Gaza residents said the pause that lasts just for a few days would do little to relieve their sufferings after weeks of heavy bombing, and even in the south, where Israel has urged civilians to flee for their safety.
There have been contrasting portrayals by the media on the release of hostages by Israel and Hamas and underlines the pervasive double standards.
As I went through the coverage of the release of hostages, a disconcerting pattern emerged.
It was disheartening to witness instances where the Western media seemed to adjust its tone, subtly acknowledging a bias that favours the Israeli perspective. This raises questions about journalistic integrity and the role of the media in shaping public opinion.
A glaring example lies in the language employed to describe those released.
The juxtaposition of “children” for Hamas’ captives versus “criminals” for the Israeli releases is more than a matter of semantics. It perpetuates a divisive narrative that undermines our collective understanding of the situation.
Equally troubling is the hesitancy of the Israeli government to allow media access to the released hostages. Transparency is the bedrock of a healthy democracy, and any hindrance to it raises valid concerns.
In contrast, Hamas willingly presented the individuals they released, providing a side of the story often overshadowed by prevailing negative perceptions.
One cannot ignore the protracted detention of Palestinian youths without charges, a practice that contradicts the principles of justice and human rights. We must question the policies that result in the loss of youth, due to what can only be described as unjust treatment.
The question now looms: What comes after these four days? It is a question that demands answers, not in the form of rhetoric or political manoeuvring but in actions that speak of a commitment to peace and justice.

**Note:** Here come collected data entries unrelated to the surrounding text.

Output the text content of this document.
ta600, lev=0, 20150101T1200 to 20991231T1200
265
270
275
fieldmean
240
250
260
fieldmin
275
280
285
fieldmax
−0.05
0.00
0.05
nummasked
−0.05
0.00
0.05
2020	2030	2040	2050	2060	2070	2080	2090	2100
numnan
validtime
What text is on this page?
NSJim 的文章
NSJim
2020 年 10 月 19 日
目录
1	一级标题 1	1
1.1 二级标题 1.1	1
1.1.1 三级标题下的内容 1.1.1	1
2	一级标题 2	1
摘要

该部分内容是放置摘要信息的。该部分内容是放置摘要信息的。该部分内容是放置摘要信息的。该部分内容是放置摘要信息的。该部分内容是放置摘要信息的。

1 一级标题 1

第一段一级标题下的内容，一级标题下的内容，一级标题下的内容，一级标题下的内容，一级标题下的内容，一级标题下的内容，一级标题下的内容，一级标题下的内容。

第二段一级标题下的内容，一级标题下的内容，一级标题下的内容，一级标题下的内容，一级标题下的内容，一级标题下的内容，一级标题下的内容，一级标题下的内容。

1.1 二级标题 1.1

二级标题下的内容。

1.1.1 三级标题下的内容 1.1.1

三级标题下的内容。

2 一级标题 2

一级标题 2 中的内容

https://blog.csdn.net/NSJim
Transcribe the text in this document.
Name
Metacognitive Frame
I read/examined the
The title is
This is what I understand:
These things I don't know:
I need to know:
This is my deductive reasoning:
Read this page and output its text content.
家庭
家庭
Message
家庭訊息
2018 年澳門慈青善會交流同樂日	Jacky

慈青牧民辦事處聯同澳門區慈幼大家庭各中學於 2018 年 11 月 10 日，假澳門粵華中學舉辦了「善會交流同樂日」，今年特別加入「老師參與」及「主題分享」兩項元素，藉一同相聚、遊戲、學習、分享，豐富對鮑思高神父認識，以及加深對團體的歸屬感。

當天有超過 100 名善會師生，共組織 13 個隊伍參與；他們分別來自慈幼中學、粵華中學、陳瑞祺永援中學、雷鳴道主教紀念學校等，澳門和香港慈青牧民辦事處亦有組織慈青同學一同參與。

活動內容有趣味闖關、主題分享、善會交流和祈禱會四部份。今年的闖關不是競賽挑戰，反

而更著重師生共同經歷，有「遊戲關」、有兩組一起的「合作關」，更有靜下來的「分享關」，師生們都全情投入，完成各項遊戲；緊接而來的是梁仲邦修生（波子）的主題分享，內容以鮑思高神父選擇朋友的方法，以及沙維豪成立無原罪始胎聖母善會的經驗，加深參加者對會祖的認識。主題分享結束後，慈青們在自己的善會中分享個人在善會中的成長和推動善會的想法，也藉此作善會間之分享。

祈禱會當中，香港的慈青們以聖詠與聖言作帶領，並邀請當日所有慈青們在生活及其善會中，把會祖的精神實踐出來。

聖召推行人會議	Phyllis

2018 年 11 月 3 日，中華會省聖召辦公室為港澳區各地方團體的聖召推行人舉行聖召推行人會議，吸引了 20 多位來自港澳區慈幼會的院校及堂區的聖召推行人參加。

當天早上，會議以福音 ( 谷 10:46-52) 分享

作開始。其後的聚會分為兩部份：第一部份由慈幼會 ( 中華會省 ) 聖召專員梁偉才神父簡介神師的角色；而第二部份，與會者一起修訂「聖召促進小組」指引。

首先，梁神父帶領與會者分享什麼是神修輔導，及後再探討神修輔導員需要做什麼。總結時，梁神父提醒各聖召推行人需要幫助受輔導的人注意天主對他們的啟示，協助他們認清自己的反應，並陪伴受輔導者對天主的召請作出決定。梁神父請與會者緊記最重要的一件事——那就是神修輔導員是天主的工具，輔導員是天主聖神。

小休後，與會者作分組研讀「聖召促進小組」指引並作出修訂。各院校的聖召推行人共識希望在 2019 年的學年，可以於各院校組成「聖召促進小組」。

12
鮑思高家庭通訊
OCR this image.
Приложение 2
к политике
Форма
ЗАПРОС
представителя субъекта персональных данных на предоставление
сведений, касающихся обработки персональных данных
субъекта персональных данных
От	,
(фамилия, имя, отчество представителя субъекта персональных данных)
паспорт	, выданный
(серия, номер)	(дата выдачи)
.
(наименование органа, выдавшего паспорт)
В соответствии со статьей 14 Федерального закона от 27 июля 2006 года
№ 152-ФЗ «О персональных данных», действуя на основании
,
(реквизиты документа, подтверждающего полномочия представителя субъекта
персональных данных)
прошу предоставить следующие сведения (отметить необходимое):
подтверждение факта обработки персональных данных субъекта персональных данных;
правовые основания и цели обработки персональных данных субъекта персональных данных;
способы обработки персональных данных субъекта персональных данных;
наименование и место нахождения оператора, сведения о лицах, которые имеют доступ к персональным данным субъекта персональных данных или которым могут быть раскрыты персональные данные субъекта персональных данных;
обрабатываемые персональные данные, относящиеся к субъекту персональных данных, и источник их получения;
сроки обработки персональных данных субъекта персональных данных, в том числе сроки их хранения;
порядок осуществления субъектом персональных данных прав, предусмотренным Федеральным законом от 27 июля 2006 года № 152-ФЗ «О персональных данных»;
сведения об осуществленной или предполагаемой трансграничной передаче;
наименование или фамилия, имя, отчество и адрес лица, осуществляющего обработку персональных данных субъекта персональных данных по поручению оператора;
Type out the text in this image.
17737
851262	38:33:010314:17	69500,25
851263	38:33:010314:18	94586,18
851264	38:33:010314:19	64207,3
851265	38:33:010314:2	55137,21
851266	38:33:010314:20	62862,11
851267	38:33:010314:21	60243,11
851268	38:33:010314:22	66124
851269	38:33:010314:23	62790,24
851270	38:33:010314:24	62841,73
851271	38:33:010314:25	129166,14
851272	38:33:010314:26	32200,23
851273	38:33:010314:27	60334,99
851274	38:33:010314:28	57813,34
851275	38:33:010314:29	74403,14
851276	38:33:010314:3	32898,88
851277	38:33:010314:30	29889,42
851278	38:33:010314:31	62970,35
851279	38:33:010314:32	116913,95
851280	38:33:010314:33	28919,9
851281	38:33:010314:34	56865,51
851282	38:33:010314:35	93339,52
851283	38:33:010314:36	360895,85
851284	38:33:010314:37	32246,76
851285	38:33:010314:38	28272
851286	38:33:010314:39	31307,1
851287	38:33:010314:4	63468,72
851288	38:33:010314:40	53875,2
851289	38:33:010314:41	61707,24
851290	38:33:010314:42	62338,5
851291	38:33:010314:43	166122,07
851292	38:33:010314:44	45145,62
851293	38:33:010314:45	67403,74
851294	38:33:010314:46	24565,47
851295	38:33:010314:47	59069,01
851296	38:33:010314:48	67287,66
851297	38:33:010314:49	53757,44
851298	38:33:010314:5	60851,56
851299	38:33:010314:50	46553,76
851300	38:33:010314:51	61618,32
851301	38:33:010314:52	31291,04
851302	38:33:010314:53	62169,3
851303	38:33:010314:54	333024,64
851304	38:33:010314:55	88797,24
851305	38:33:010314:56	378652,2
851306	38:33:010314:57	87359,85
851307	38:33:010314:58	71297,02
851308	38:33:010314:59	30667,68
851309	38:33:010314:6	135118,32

The truth must be allowed to surface, unobstructed by biases and preconceived notions.
I implore the international community, especially the government of the United States, to reconsider its stance and play a more impartial role in resolving the conflict.
The recent intervention by the US President Joe Biden to halt Israeli actions is a step in the right direction. It now presents an opportunity for the American government to be a fair and just mediator, and a force for peace.
It’s time for the US President and American government to show their humane side.
If they don’t step in now, they will be targeted across the world. Their embassies will have to invent a new alert status for what will follow.
They will have to live in the shadow of fear.
The onus is on the American government to stop the war. If they don’t, the situation will put Israel and the Israel Defence Forces (IDF) and American government in embarrassment with more casualties on their side. They would cut a sorry face in front of the world for not being able to defeat Hamas.